I have a Pandas DataFrame comprising of records of tropical cyclone (TC) position, intensity, and timing. It’s arranged as such:
Pertinent pieces of data here include the CY which is essentially a unique identifier number for the TC in the basin that year, and the YYYYMMDDHH column, which is the date that the observation is being entered.
I wish to determine for with dates the storm in question exists in the database 72 hours afterward. Currently I’m attempting to do something of the following sort:
deck.loc[((deck['BASIN'] == deck['BASIN']) & (deck['CY'] == deck['CY'])
& (len(deck['YYYYMMDDHH'] == (deck['YYYYMMDDHH'] + datetime.timedelta(hours=72)))) > 0)]
However, this isn’t giving me the boolean series I desire for the indexing. I’ve also considered doing things row-by-row, but know that this goes against the Pandas philosophy.
>Solution :
Since you posted data as an image, I recreated a simple example.

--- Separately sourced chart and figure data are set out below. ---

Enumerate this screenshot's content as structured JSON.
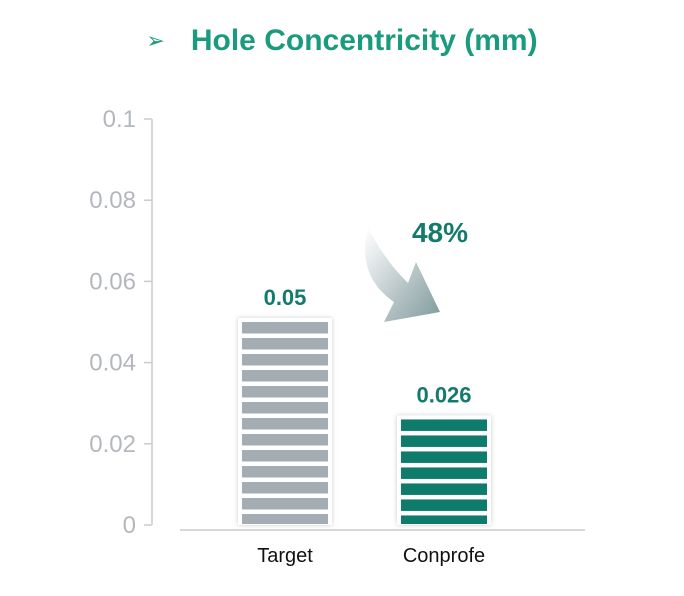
{
  "title": {
    "bullet_icon": "arrow-bullet-icon",
    "symbol": "➢",
    "text": "Hole Concentricity (mm)"
  },
  "chart_data": {
    "type": "bar",
    "categories": [
      "Target",
      "Conprofe"
    ],
    "values": [
      0.05,
      0.026
    ],
    "value_labels": [
      "0.05",
      "0.026"
    ],
    "ylim": [
      0,
      0.1
    ],
    "yticks": [
      0,
      0.02,
      0.04,
      0.06,
      0.08,
      0.1
    ],
    "ytick_labels": [
      "0",
      "0.02",
      "0.04",
      "0.06",
      "0.08",
      "0.1"
    ],
    "grid": false,
    "annotation": {
      "text": "48%",
      "icon": "curved-down-arrow-icon"
    },
    "colors": {
      "Target": "#a4adb4",
      "Conprofe": "#0f7b6d",
      "axis": "#c8ccd0",
      "title": "#1a9b7e",
      "value": "#137a6e"
    }
  }
}
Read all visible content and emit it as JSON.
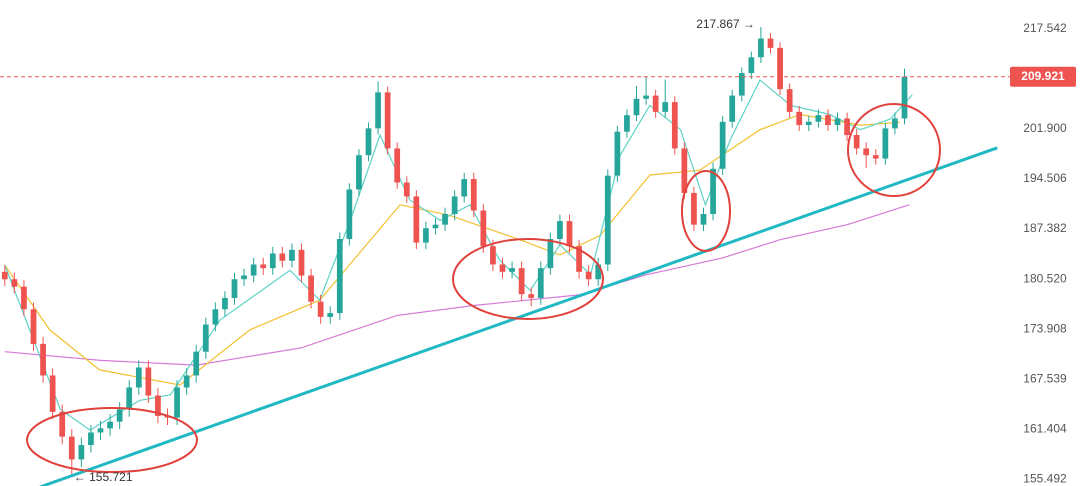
{
  "chart_data": {
    "type": "candlestick",
    "log_scale": true,
    "xlim": [
      -0.5,
      104.5
    ],
    "ylim": [
      154.7,
      222.3
    ],
    "yticks": [
      217.542,
      {
        "value": 201.9,
        "label": "201.900"
      },
      194.506,
      187.382,
      {
        "value": 180.52,
        "label": "180.520"
      },
      173.908,
      167.539,
      161.404,
      155.492
    ],
    "up_color": "#26a69a",
    "down_color": "#ef5350",
    "candles": {
      "open": [
        181.5,
        180.5,
        179.5,
        176.5,
        172,
        168,
        163.5,
        160.5,
        157.8,
        159.5,
        161,
        161.5,
        162.3,
        163.8,
        166.5,
        169,
        165.5,
        163,
        162.8,
        166.5,
        168,
        171,
        174.5,
        176.5,
        178,
        180.5,
        181,
        182.5,
        182,
        184,
        183,
        184.5,
        181,
        177.5,
        175.5,
        176,
        186,
        193,
        198,
        202,
        207.5,
        199,
        194,
        192,
        185.5,
        187.5,
        188,
        189.5,
        192,
        194.5,
        190,
        185,
        182.5,
        181.5,
        182,
        178.5,
        178,
        182,
        186,
        188.5,
        185,
        181.5,
        180.5,
        182.5,
        195,
        201.5,
        204,
        206.5,
        207,
        204.5,
        206,
        199,
        192.5,
        188,
        189.5,
        196,
        203,
        207,
        210.5,
        213,
        216,
        214.5,
        208,
        204.5,
        202.5,
        203,
        204,
        202.5,
        203.5,
        201,
        199,
        198,
        197.5,
        202,
        203.5
      ],
      "high": [
        182.4,
        181.4,
        180.4,
        177.4,
        172.9,
        168.9,
        164.4,
        161.4,
        160.4,
        161.9,
        162.4,
        163.2,
        164.7,
        167.4,
        169.9,
        169.9,
        166.4,
        163.9,
        167.4,
        168.9,
        171.9,
        175.4,
        177.4,
        178.9,
        181.4,
        181.9,
        183.4,
        183.4,
        184.9,
        184.9,
        185.4,
        185.4,
        181.9,
        178.4,
        176.9,
        186.9,
        193.9,
        198.9,
        202.9,
        209.2,
        208.4,
        199.9,
        194.9,
        192.9,
        188.4,
        188.9,
        190.4,
        192.9,
        195.4,
        195.4,
        190.9,
        185.9,
        183.4,
        182.9,
        182.9,
        179.4,
        182.9,
        186.9,
        189.4,
        189.4,
        185.9,
        182.4,
        183.4,
        195.9,
        202.4,
        204.9,
        208.5,
        210,
        207.9,
        209.5,
        206.9,
        199.9,
        193.4,
        190.4,
        196.9,
        203.9,
        207.9,
        211.4,
        213.9,
        217.867,
        216.9,
        215.4,
        208.9,
        205.4,
        203.9,
        204.9,
        204.9,
        204.4,
        204.4,
        201.9,
        199.9,
        198.9,
        202.9,
        204.4,
        211.2
      ],
      "low": [
        179.6,
        178.6,
        175.6,
        171.1,
        167.1,
        162.6,
        159.6,
        155.721,
        156.9,
        158.6,
        160.1,
        160.6,
        161.4,
        162.9,
        165.6,
        164.6,
        162.1,
        161.9,
        161.9,
        165.6,
        167.1,
        170.1,
        173.6,
        175.6,
        177.1,
        179.6,
        180.1,
        181.1,
        181.1,
        182.1,
        182.1,
        180.1,
        176.6,
        174.6,
        174.6,
        175.1,
        185.1,
        192.1,
        197.1,
        201.1,
        198.1,
        193.1,
        191.1,
        184.6,
        184.6,
        186.6,
        187.1,
        188.6,
        191.1,
        189.1,
        184.1,
        181.6,
        180.6,
        180.6,
        177.6,
        176.9,
        177.1,
        181.1,
        185.1,
        184.1,
        180.6,
        179.6,
        179.6,
        181.6,
        194.1,
        200.6,
        203.1,
        205.6,
        203.6,
        203.6,
        198.1,
        191.6,
        187.1,
        187.1,
        188.6,
        195.1,
        202.1,
        206.1,
        209.6,
        212.1,
        213.6,
        207.1,
        203.6,
        201.6,
        201.6,
        202.1,
        201.6,
        201.6,
        200.1,
        198.1,
        196.1,
        196.6,
        196.6,
        201.1,
        202.6
      ],
      "close": [
        180.5,
        179.5,
        176.5,
        172,
        168,
        163.5,
        160.5,
        157.8,
        159.5,
        161,
        161.5,
        162.3,
        163.8,
        166.5,
        169,
        165.5,
        163,
        162.8,
        166.5,
        168,
        171,
        174.5,
        176.5,
        178,
        180.5,
        181,
        182.5,
        182,
        184,
        183,
        184.5,
        181,
        177.5,
        175.5,
        176,
        186,
        193,
        198,
        202,
        207.5,
        199,
        194,
        192,
        185.5,
        187.5,
        188,
        189.5,
        192,
        194.5,
        190,
        185,
        182.5,
        181.5,
        182,
        178.5,
        178,
        182,
        186,
        188.5,
        185,
        181.5,
        180.5,
        182.5,
        195,
        201.5,
        204,
        206.5,
        207,
        204.5,
        206,
        199,
        192.5,
        188,
        189.5,
        196,
        203,
        207,
        210.5,
        213,
        216,
        214.5,
        208,
        204.5,
        202.5,
        203,
        204,
        202.5,
        203.5,
        201,
        199,
        198,
        197.5,
        202,
        203.5,
        209.921
      ]
    },
    "lines": [
      {
        "color": "#d67ad8",
        "x": [
          0,
          10,
          20,
          31,
          41,
          49,
          60,
          67,
          75,
          81,
          88,
          94.5
        ],
        "values": [
          171.0,
          169.9,
          169.3,
          171.5,
          175.7,
          177.0,
          178.4,
          181.1,
          183.4,
          185.9,
          188.0,
          190.8
        ]
      },
      {
        "color": "#f2c12e",
        "x": [
          0,
          4.7,
          9.9,
          18.3,
          25.6,
          32.9,
          41.3,
          46.5,
          53.8,
          58,
          62.2,
          67.4,
          72.6,
          78.9,
          83.1,
          89.4,
          93.5
        ],
        "values": [
          182.4,
          173.8,
          168.7,
          166.8,
          173.8,
          177.7,
          190.8,
          189.3,
          185.9,
          183.8,
          186.5,
          195.1,
          195.8,
          201.8,
          204.1,
          202.5,
          202.9
        ]
      },
      {
        "color": "#5fd3c6",
        "x": [
          0,
          2.6,
          5.8,
          8.9,
          14.1,
          17.3,
          22.5,
          29.8,
          32.9,
          36.1,
          39.2,
          42.3,
          45.5,
          48.6,
          51.7,
          54.9,
          58,
          61.2,
          64.3,
          67.4,
          70.6,
          73.2,
          75.8,
          78.9,
          82.1,
          86.2,
          89.4,
          92.5,
          94.8
        ],
        "values": [
          182.4,
          173.8,
          163.8,
          161.3,
          164.9,
          165.6,
          175.1,
          181.7,
          177.7,
          188.6,
          201.0,
          191.5,
          188.6,
          190.8,
          183.1,
          179.0,
          185.2,
          181.1,
          198.0,
          205.5,
          201.8,
          190.8,
          200.3,
          209.4,
          205.5,
          204.1,
          201.8,
          203.4,
          207.1
        ]
      }
    ],
    "trend_line": {
      "color": "#1fb8c3",
      "x": [
        3.7,
        103.7
      ],
      "values": [
        154.6,
        199.1
      ]
    },
    "last_price": 209.921,
    "last_price_color": "#ef5350",
    "high_label": {
      "value": 217.867,
      "label": "217.867 →"
    },
    "low_label": {
      "value": 155.721,
      "label": "← 155.721"
    }
  }
}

We’re checking if the last time per storm minus the current time is greater to or equal 72 hours
df = pd.DataFrame({'storm':['A','B'],
'time':[pd.date_range(periods=75, freq='H', start='01-01-2022 00:00:00'),
pd.date_range(periods=10, freq='H', start='01-01-2022 00:00:00')]}).explode('time')
((df.groupby('storm')['time'].transform('max') - df['time']).dt.total_seconds() / 3600).ge(72)